Reader rk (on June 5, 2008 at 1:29PM)
One of the items used to attack HRC in that memo was titled
” Gupta Said Democrats’ Stand On Outsourcing Was Poll-Year Rhetoric.”
That item refers to a quote by Vinod Gupta in March 2004 regarding policies of the Democratic party (hence the use of Democrats’ rather than Democrat’s) and has little connection to HRC. The item really makes little sense in terms of the outsourcing debate but does introduce the fact that Vinod Gupta had contributed funds to HRC’s senate campaign in 2000.
That bullet point serves only to point out that HRC got campaign contributions from Indian-Americans.
I know that the Obama campaign has used HRC’s joke as their lever for introducing and explaining the memo. That doesn’t change the product or their intent.
Reader Joe (on June 5, 2008 at 3:32 PM)
Obama’s campaign was playing off her own comment to point out her investing in, and receiving money from, Indian companies that took away American jobs. There was absolutely nothing racial about it.
Reader rk (on June 5, 2008 at 4:53 PM)
…. economic nativism aimed at generating animosity toward a specific ethnic group and to anyone perceived to be close to that specific ethnic group is racist. The D-Punjab memo wasn’t directed at outsourcing in general; its sole purpose was to link HRC to India and Indian-Americans (as Joe so ably points out).

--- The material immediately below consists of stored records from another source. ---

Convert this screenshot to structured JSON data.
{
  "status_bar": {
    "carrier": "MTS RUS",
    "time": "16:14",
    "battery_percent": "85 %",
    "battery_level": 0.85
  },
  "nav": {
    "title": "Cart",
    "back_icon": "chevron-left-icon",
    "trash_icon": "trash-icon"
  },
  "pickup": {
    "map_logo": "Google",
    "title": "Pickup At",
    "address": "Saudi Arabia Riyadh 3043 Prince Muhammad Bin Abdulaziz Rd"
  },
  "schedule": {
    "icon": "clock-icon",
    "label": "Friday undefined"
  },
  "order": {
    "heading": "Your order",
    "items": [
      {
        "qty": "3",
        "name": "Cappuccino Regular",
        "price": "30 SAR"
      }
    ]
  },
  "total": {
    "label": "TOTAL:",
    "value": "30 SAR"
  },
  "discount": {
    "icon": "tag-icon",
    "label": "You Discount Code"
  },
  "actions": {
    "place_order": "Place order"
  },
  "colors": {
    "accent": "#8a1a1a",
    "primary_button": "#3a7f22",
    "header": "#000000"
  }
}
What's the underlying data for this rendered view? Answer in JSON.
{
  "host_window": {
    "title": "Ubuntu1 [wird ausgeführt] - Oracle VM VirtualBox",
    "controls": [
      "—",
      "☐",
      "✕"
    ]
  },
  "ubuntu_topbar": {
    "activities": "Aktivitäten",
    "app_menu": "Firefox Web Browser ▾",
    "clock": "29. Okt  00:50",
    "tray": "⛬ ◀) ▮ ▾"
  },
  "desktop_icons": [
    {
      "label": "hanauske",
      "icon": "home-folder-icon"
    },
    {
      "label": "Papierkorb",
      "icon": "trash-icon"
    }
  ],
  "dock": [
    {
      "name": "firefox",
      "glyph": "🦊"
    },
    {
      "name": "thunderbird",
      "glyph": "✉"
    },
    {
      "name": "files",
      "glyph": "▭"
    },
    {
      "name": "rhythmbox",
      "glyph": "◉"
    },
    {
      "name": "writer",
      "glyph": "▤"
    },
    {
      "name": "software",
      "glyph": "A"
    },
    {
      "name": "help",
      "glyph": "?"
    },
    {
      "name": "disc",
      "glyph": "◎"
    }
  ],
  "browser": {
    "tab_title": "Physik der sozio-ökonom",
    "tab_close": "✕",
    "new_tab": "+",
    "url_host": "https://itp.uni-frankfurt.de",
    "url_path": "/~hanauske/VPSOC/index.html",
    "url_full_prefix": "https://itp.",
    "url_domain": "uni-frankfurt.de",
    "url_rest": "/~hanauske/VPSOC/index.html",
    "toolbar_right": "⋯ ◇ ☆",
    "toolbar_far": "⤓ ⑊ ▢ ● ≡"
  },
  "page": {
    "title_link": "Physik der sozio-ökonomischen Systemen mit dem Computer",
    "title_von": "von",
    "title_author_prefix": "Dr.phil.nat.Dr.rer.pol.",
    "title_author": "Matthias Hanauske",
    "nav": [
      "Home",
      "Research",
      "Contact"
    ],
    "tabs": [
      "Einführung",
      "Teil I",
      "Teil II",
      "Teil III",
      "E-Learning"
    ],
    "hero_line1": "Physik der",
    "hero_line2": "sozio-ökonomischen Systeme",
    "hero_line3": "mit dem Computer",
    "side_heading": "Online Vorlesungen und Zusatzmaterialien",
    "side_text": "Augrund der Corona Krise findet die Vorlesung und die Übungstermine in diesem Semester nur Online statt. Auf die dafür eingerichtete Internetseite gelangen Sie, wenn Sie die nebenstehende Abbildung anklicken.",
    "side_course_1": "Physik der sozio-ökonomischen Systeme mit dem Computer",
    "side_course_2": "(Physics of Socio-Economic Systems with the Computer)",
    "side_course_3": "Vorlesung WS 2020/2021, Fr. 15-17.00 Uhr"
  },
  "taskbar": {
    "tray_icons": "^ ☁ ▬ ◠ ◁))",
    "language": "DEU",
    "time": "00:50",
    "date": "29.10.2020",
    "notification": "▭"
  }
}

One of the bullet points (the investment in India) was related to a company that had nothing to do with outsourcing and was for a business that couldn’t have possibly been performed by Americans (the main business is a chain of bill payment and cell phone recharging shops in India).
The memo isn’t a coherent argument regarding outsourcing. Where it does mention outsourcing no country other than India is mentioned.
The technique of linking a political opponent to a particular ethnic group and implying that such support is unseemly has a long tradition in the United States. Denying that the D-Punjab memo was an example of that technique is just silly.
Reader junebug (on June 5, 2008 at 7:54PM)
That the memo came into existence at all is due to Obama’s poor judgment on the matter,
Reader Peg got off the best line of this discussion, in our view (on June 6, 2008 at 8:25PM)
My Republican sister left her party because the religius right took over. I am leaving the Democratic party for much the same reason. Fanatics and cultists have taken charge. Good luck with that.
As we said, the Mother of all Memos keeps on giving.